Schleelein noted that she learned quite by accident that her own neighbor runs an Airbnb, but said the only reason she knew was that she found it in Airbnb's listings when she was curious about local listings.  She stressed that neighbors should not even be aware that a home is being rented, at least not because of activities taking place in these homes.

"I think if you wanted to have yoga classes it might be considered," Schleelein said. "The problem is when are aware.  I think you have to be very mindful of that.  People are entitled to the quiet enjoyment of their property."
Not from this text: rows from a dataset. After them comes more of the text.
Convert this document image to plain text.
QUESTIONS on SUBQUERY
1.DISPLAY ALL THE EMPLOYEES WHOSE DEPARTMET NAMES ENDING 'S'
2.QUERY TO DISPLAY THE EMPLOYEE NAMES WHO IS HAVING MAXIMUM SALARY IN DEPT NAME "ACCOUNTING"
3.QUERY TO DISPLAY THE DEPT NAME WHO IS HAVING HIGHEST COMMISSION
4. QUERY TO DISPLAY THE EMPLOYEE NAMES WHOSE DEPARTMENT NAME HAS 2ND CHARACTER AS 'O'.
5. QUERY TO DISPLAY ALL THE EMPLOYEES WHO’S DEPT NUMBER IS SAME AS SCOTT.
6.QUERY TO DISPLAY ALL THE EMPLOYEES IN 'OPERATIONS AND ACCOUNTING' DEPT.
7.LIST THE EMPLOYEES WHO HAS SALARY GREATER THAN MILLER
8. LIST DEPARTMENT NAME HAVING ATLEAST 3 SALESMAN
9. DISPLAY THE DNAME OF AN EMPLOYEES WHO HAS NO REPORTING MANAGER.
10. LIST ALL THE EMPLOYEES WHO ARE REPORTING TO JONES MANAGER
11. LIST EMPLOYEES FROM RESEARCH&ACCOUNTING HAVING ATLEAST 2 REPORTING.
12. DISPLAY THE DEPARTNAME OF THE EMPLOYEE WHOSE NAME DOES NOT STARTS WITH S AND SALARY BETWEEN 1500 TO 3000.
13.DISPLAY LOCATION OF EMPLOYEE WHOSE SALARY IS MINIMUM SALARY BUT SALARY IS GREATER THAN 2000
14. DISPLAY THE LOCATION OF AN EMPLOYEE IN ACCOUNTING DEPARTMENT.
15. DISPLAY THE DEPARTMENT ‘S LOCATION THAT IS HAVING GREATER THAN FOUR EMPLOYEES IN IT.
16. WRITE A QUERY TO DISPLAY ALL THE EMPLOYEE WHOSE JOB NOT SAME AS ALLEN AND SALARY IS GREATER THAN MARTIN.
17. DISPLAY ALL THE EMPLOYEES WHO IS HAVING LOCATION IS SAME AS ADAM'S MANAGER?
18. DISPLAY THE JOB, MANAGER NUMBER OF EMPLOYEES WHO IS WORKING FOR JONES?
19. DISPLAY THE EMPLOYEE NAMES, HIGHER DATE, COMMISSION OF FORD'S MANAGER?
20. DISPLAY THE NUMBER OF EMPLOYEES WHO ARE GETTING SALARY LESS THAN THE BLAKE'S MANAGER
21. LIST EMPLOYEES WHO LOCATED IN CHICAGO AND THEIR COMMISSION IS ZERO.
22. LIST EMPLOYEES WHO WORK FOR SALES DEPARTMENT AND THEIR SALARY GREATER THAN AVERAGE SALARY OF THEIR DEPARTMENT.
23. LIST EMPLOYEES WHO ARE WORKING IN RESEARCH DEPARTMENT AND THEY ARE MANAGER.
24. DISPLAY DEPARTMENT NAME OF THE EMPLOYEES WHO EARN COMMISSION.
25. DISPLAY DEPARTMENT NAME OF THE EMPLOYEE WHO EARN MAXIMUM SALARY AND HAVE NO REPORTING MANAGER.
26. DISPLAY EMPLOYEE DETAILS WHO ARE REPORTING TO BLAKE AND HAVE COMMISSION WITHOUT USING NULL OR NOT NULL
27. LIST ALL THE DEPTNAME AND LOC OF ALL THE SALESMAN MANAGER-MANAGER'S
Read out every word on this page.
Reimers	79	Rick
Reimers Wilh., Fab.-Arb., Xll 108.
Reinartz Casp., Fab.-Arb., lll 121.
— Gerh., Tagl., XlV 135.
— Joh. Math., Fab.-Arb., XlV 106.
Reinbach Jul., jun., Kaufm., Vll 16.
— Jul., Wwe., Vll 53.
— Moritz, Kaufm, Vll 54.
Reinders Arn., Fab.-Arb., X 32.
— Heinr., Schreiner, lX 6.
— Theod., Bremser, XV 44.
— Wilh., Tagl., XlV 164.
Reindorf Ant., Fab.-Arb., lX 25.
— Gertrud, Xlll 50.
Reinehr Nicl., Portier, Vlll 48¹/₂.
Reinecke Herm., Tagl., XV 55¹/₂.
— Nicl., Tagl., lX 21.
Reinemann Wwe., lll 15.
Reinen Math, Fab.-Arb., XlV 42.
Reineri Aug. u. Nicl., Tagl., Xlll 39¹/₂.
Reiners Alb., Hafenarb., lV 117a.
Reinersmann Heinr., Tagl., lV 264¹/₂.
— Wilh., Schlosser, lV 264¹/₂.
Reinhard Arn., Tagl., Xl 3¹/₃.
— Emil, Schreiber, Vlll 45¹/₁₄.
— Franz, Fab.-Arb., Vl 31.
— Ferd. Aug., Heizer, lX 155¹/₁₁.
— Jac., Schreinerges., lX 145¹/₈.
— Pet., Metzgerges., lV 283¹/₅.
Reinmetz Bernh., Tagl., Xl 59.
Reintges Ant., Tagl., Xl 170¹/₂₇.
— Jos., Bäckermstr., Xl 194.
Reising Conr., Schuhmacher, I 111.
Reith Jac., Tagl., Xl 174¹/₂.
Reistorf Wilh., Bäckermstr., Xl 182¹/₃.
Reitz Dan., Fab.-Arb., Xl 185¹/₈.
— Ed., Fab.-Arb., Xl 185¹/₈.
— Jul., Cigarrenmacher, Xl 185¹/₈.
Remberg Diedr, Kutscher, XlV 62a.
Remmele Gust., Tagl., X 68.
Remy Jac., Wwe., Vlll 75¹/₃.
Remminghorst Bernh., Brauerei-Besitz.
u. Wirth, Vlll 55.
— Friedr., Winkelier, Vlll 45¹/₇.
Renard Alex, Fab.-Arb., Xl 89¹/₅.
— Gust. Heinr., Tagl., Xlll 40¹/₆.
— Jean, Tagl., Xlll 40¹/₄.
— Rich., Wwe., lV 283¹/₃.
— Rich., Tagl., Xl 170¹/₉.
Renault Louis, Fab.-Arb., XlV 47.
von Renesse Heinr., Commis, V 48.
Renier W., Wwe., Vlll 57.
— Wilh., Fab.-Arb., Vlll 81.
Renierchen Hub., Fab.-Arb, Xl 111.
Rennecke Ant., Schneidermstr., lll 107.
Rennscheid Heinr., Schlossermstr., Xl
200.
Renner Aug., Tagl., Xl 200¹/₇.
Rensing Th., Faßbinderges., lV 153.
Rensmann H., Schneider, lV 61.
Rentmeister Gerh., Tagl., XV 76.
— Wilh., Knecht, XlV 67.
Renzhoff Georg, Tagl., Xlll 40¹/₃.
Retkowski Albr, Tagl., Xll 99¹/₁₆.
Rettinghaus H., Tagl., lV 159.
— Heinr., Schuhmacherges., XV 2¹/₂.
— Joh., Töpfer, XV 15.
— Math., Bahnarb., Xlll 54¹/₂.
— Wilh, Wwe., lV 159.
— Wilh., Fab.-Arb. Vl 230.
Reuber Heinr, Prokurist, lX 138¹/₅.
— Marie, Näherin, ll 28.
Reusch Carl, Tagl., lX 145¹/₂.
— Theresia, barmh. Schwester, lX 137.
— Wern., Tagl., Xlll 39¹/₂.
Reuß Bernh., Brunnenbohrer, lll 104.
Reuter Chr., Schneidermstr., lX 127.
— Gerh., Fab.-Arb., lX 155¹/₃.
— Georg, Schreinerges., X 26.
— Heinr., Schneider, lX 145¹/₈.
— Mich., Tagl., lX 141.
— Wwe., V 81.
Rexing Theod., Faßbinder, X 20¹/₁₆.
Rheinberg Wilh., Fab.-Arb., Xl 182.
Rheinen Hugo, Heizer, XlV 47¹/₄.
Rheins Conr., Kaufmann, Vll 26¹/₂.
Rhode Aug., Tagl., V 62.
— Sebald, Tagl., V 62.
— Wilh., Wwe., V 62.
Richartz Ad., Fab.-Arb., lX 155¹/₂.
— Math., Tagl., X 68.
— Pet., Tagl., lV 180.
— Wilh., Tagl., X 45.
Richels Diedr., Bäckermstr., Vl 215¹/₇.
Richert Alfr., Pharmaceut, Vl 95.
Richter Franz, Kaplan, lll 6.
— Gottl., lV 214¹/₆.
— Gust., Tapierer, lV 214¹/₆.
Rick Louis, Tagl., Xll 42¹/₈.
Neighbor Sean Dolloway, who has brought complaints to the Planning Board a number of times this year, told the board that his insurance agent is recommending he buy more insurance because of guests who might wander onto his property and then sue him if something happens.

Friend took the advice of the Board and withdrew her application, saying she would return with another application to allow classes.  But the damage may be done because the complaints have put Airbnbs on Village officials' radar.  Two years ago the Village of Cayuga Heights struggled with a similar controversial change to their zoning law. While it does allow Airbnb-type activity, it restricts the amount of time a home or part of a home may be rented, requires documentation, a permit that costs $125 per year, and imposes penalties for violations.

"I would say no more events," Schleelein said.

She said the board will have to grapple with the issue in recommending zoning legislation that deals more specifically with how Airbnbs are allowed to operate in the Village. "It may not be to everyone's liking," she warned. "I don't think a special permit is applicable in this situation for what you are suggesting at the moment."